My therapist often says things I’m not sure about, and I have to go away and think about them. He’s a Freudian, and I call him on his bullshit. He’s trying to sift through my past, looking for single traumatic incident that imprinted on me this need to defend myself. I could relive every day since I was about 18 months old, and my shrink can pick through  any of the dozens of sub-optimal events that have shaped my view of the world. He would say that I’ve subconsciously formulated defense mechanisms that color all my interactions with people, and that, as a result, my outlook isn’t what it should be.

But there’s one other possibility. I’ve said before that I’m an introvert. No, I’m not going to link to a blog post where I’ve said it, because I say it all the time. Here’s a thing that’s true about many introverts: their nervous systems are wired differently. They experience sensations like sound, light and touch as more stimulating than other people feel them, and therefore have a stronger reaction. When you’re wired up so that bright lights, people talking in excited voices and people, clothes or stray breezes touching your skin feel uncomfortable to you, of course the world is a threatening place.

So it should be no surprise to anyone that, not only am I generally defensive, but that I don’t see that as anything I want to change. What I would like to change, though, is how this particular therapist views me. Because I’m now realizing that while I do have a fair few real problems (like an obscure obsessive/compulsive disorder that is the reason I keep my hair short), viewing the world as generally challenging isn’t a neurosis for me. It’s a reality.

2 responses

  1. Lise, are you truly finding this particular therapist helpful? What you have said above sounds to me as if he/she is telling you that you are wrong to think or feel the way you do. I have been in therapy a couple of times and I have not found it to be particularly helpful either time. You are who you are, molded by every experience you have ever had, personally I think you should revel in your uniqueness. And I understand completely about being more sensitive there are certain sounds that I not only hear but feel; it is almost like an electrically current runs through me.

    • In a lot of ways, I do find this therapist helpful, but I’m realizing that a therapist is like a building contractor. With some contractors, we sit down and talk about the project and they immediately understand not just what I’m saying, but what I’m thinking. They can add to/improve on the ideas I have for the project, and the result is wonderful, even if it’s not what I had originally envisioned. With other contractors, I’ve had to stand over them every minute to make sure they’re doing what I’ve asked them to do. Given half a chance, they’ll go off on a tangent and do a bunch of work I didn’t ask for, leaving the work I did ask for undone.

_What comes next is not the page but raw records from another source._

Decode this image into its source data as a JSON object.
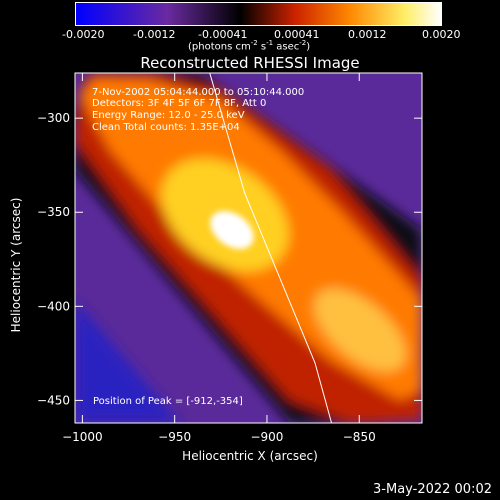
{
  "figure": {
    "footer_date": "3-May-2022 00:02"
  },
  "colorbar": {
    "ticks": [
      "-0.0020",
      "-0.0012",
      "-0.00041",
      "0.00041",
      "0.0012",
      "0.0020"
    ],
    "unit_label": "(photons cm",
    "unit_exp1": "-2",
    "unit_mid": " s",
    "unit_exp2": "-1",
    "unit_mid2": " asec",
    "unit_exp3": "-2",
    "unit_end": ")",
    "range": [
      -0.002,
      0.002
    ],
    "colormap": [
      "#0000ff",
      "#6a2aa0",
      "#000000",
      "#cc2200",
      "#ff8800",
      "#ffee66",
      "#ffffff"
    ]
  },
  "chart_data": {
    "type": "heatmap",
    "title": "Reconstructed RHESSI Image",
    "xlabel": "Heliocentric X (arcsec)",
    "ylabel": "Heliocentric Y (arcsec)",
    "xlim": [
      -1004,
      -816
    ],
    "ylim": [
      -462,
      -276
    ],
    "xticks": [
      -1000,
      -950,
      -900,
      -850
    ],
    "xtick_labels": [
      "−1000",
      "−950",
      "−900",
      "−850"
    ],
    "yticks": [
      -450,
      -400,
      -350,
      -300
    ],
    "ytick_labels": [
      "−450",
      "−400",
      "−350",
      "−300"
    ],
    "annotations": [
      "7-Nov-2002 05:04:44.000 to 05:10:44.000",
      "Detectors: 3F 4F 5F 6F 7F 8F, Att 0",
      "Energy Range: 12.0 - 25.0 keV",
      "Clean     Total counts: 1.35E+04"
    ],
    "peak_label": "Position of Peak = [-912,-354]",
    "peak": [
      -912,
      -354
    ],
    "limb_line": [
      [
        -931,
        -276
      ],
      [
        -912,
        -340
      ],
      [
        -874,
        -430
      ],
      [
        -865,
        -462
      ]
    ]
  }
}
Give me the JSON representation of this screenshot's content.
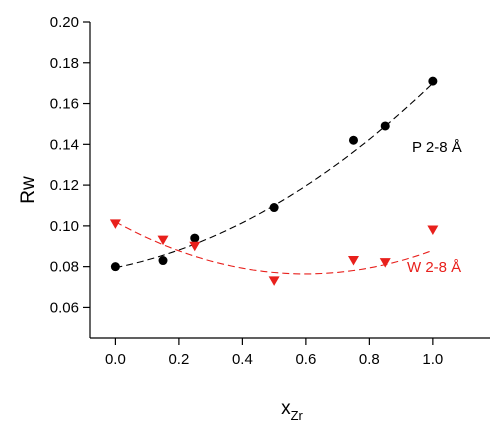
{
  "chart_data": {
    "type": "scatter",
    "xlabel": "x",
    "xlabel_subscript": "Zr",
    "ylabel": "Rw",
    "xlim": [
      -0.08,
      1.18
    ],
    "ylim": [
      0.045,
      0.2
    ],
    "xticks": [
      "0.0",
      "0.2",
      "0.4",
      "0.6",
      "0.8",
      "1.0"
    ],
    "yticks": [
      "0.06",
      "0.08",
      "0.10",
      "0.12",
      "0.14",
      "0.16",
      "0.18",
      "0.20"
    ],
    "grid": false,
    "series": [
      {
        "name": "P 2-8 Å",
        "marker": "circle",
        "color": "#000000",
        "x": [
          0.0,
          0.15,
          0.25,
          0.5,
          0.75,
          0.85,
          1.0
        ],
        "y": [
          0.08,
          0.083,
          0.094,
          0.109,
          0.142,
          0.149,
          0.171
        ],
        "fit": {
          "type": "quadratic",
          "coefficients": [
            0.0795,
            0.0315,
            0.059
          ],
          "style": "dashed"
        }
      },
      {
        "name": "W 2-8 Å",
        "marker": "triangle-down",
        "color": "#e8201c",
        "x": [
          0.0,
          0.15,
          0.25,
          0.5,
          0.75,
          0.85,
          1.0
        ],
        "y": [
          0.101,
          0.093,
          0.09,
          0.073,
          0.083,
          0.082,
          0.098
        ],
        "fit": {
          "type": "quadratic",
          "coefficients": [
            0.102,
            -0.0855,
            0.0715
          ],
          "style": "dashed"
        }
      }
    ]
  }
}
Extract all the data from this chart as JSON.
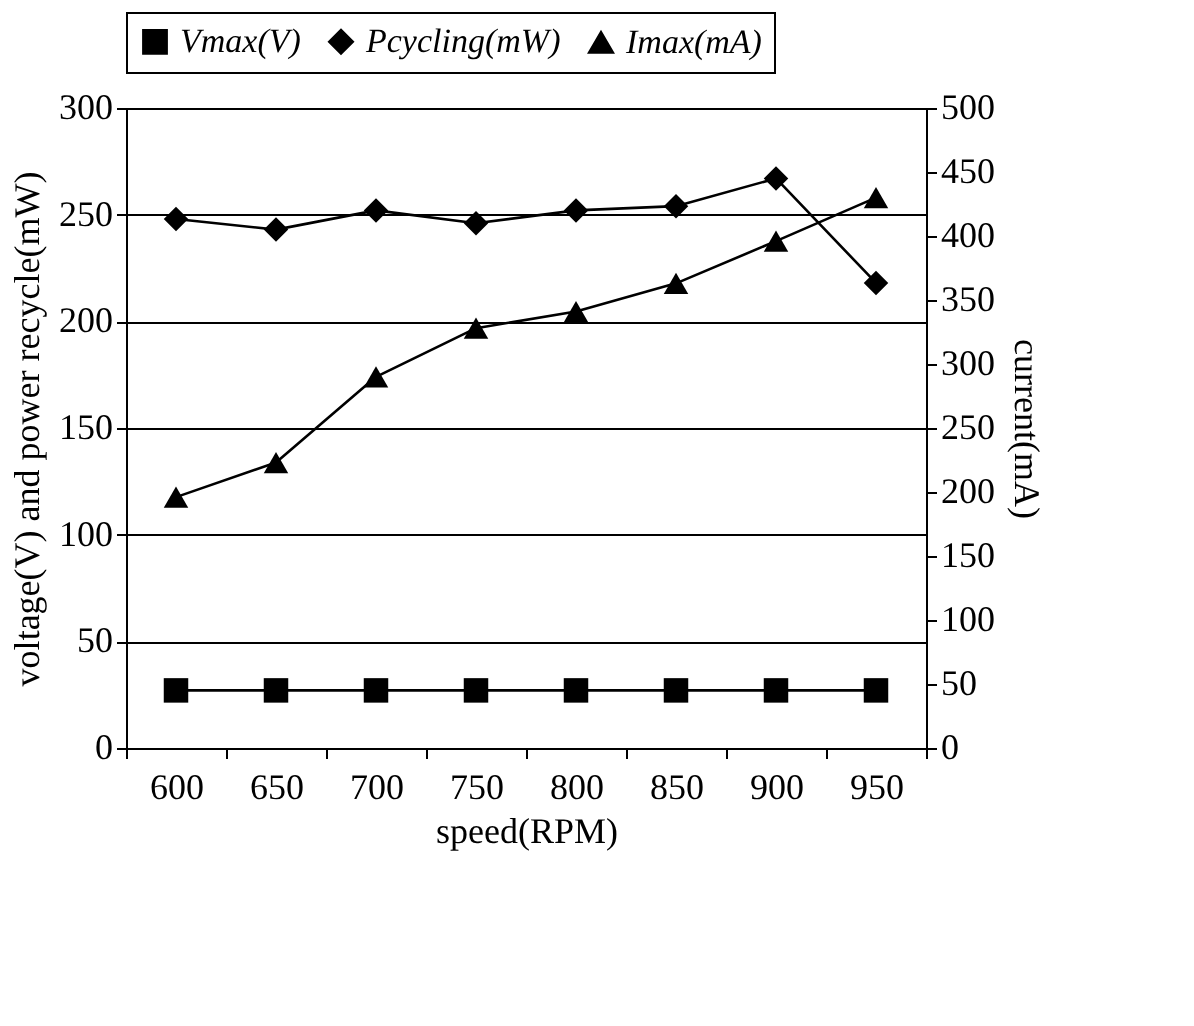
{
  "chart_data": {
    "type": "line",
    "xlabel": "speed(RPM)",
    "ylabel": "voltage(V) and power recycle(mW)",
    "y2label": "current(mA)",
    "categories": [
      "600",
      "650",
      "700",
      "750",
      "800",
      "850",
      "900",
      "950"
    ],
    "series": [
      {
        "name": "Vmax(V)",
        "color": "#000000",
        "marker": "square",
        "values": [
          27,
          27,
          27,
          27,
          27,
          27,
          27,
          27
        ]
      },
      {
        "name": "Pcycling(mW)",
        "color": "#000000",
        "marker": "diamond",
        "values": [
          248,
          243,
          252,
          246,
          252,
          254,
          267,
          218
        ]
      },
      {
        "name": "Imax(mA)",
        "color": "#000000",
        "marker": "triangle",
        "axis": "y2",
        "values": [
          196,
          223,
          290,
          328,
          341,
          363,
          396,
          430
        ]
      }
    ],
    "ylim": [
      0,
      300
    ],
    "yticks": [
      0,
      50,
      100,
      150,
      200,
      250,
      300
    ],
    "y2lim": [
      0,
      500
    ],
    "y2ticks": [
      0,
      50,
      100,
      150,
      200,
      250,
      300,
      350,
      400,
      450,
      500
    ],
    "grid": "y",
    "legend": "top",
    "line_style": "solid"
  }
}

      I need to remind this therapist that yes, I’m hypersensitive and I have coping mechanisms to deal with that and they’re working just fine for me, thank you. On the other hand, I have a neurotic inability to develop habits – from taking vitamins every day to remembering to take the trash out on Wednesday nights (after living in the same house for nearly 9 years). It causes me stress, and when I’m stressed about this little thing, if a big thing comes along, I lose my shit. I’d like that to stop.

      This therapist does have some very good insights, but I do need to manage him closely.